Stri--tease sentimental en doce noches. De derecha a izquierda, Nacho Sáenz de Tejada, Pablo Guerrero y Alfonso Armada

 

Era noche cerrada cuando abordamos el tren ligero entre Colonia Jardín y Bélgica, la parada más cercana al tanatorio de Pozuelo. Podrían llamarle tranvía, pero quizá resulte un término demasiado antiguo para nuestra demagogia. De repente me sentí a bordo del tren que enlaza Penn Station con Remsenbug, en Long Island, cuando, sobre todo en invierno, Carmen de Zulueta me dejaba su casa frente al mar para escribir. Nunca disfruté de un lugar mejor. Nunca hubiera podido completar Nueva York, el deseo y la quimera sin su generosidad. Estaciones vacías al anochecer, y sobre todo las láminas como de uralita cubriendo el desnivel, reflejando nuestra propia perplejidad.

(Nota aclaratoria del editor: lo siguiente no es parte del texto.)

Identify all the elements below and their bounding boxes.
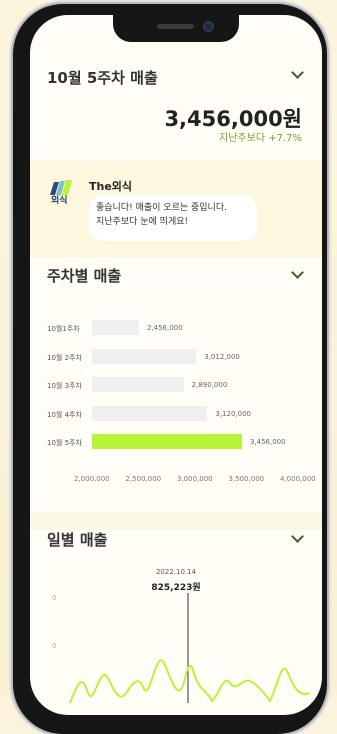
bar[interactable] bbox=[92, 348, 197, 364]
bar-category-label: 10월 5주차 bbox=[47, 439, 82, 447]
tooltip-value: 825,223원 bbox=[151, 583, 201, 593]
chevron-down-icon[interactable] bbox=[291, 530, 304, 543]
chat-message-line-2: 지난주보다 눈에 띄게요! bbox=[96, 217, 189, 227]
x-axis-tick: 3,000,000 bbox=[177, 475, 213, 483]
x-axis-tick: 3,500,000 bbox=[228, 475, 265, 483]
tooltip-date: 2022.10.14 bbox=[155, 568, 197, 576]
growth-rate: 지난주보다 +7.7% bbox=[219, 133, 302, 144]
bar[interactable] bbox=[92, 434, 242, 449]
bar[interactable] bbox=[92, 405, 208, 421]
bar-category-label: 10월1주차 bbox=[47, 325, 80, 333]
chevron-down-icon[interactable] bbox=[291, 266, 304, 279]
bar-category-label: 10월 3주차 bbox=[47, 382, 82, 390]
section-divider bbox=[30, 512, 322, 530]
daily-line-chart bbox=[69, 593, 311, 703]
camera-icon bbox=[203, 21, 214, 32]
bar-category-label: 10월 2주차 bbox=[47, 353, 82, 362]
bar-category-label: 10월 4주차 bbox=[47, 410, 82, 419]
phone-notch bbox=[113, 15, 239, 42]
weekly-summary-title: 10월 5주차 매출 bbox=[47, 69, 158, 87]
bar-value-label: 2,456,000 bbox=[146, 324, 183, 332]
assistant-name: The외식 bbox=[89, 180, 133, 193]
chevron-down-icon[interactable] bbox=[291, 66, 304, 79]
speaker-grille bbox=[157, 24, 194, 29]
brand-logo: 외식 bbox=[50, 179, 74, 207]
bar-value-label: 3,120,000 bbox=[215, 409, 251, 418]
bar-value-label: 3,012,000 bbox=[204, 352, 240, 361]
bar-value-label: 3,456,000 bbox=[249, 438, 286, 446]
chat-message-line-1: 좋습니다! 매출이 오르는 중입니다. bbox=[96, 203, 227, 213]
x-axis-tick: 2,000,000 bbox=[74, 475, 110, 483]
bar-value-label: 2,890,000 bbox=[191, 381, 228, 389]
x-axis-tick: 4,000,000 bbox=[280, 475, 316, 483]
brand-logo-text: 외식 bbox=[51, 196, 68, 206]
weekly-chart-title: 주차별 매출 bbox=[47, 267, 122, 285]
bar[interactable] bbox=[92, 377, 184, 392]
x-axis-tick: 2,500,000 bbox=[125, 475, 162, 483]
daily-chart-title: 일별 매출 bbox=[47, 531, 108, 549]
bar[interactable] bbox=[92, 320, 139, 335]
app-screen: 10월 5주차 매출 3,456,000원 지난주보다 +7.7% 외식 The… bbox=[30, 15, 322, 715]
chat-message: 좋습니다! 매출이 오르는 중입니다. 지난주보다 눈에 띄게요! bbox=[96, 201, 266, 229]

Un tren que recrea James Salter en All that is, su última novela, aunque de forma todavía más estremecedora cuando embarca a dos personajes secundarios en el convoy que, bordeando el Hudson, corre hacia el norte del estado de Nueva York, Albany, y Chicago, como una flecha en la oscuridad. No sé si fue precisamente el final de ese capítulo el que obligó a Richard Ford a detener la lectura, angustiado, a coger aire, a pensar en la grave levedad de nuestro esfuerzo.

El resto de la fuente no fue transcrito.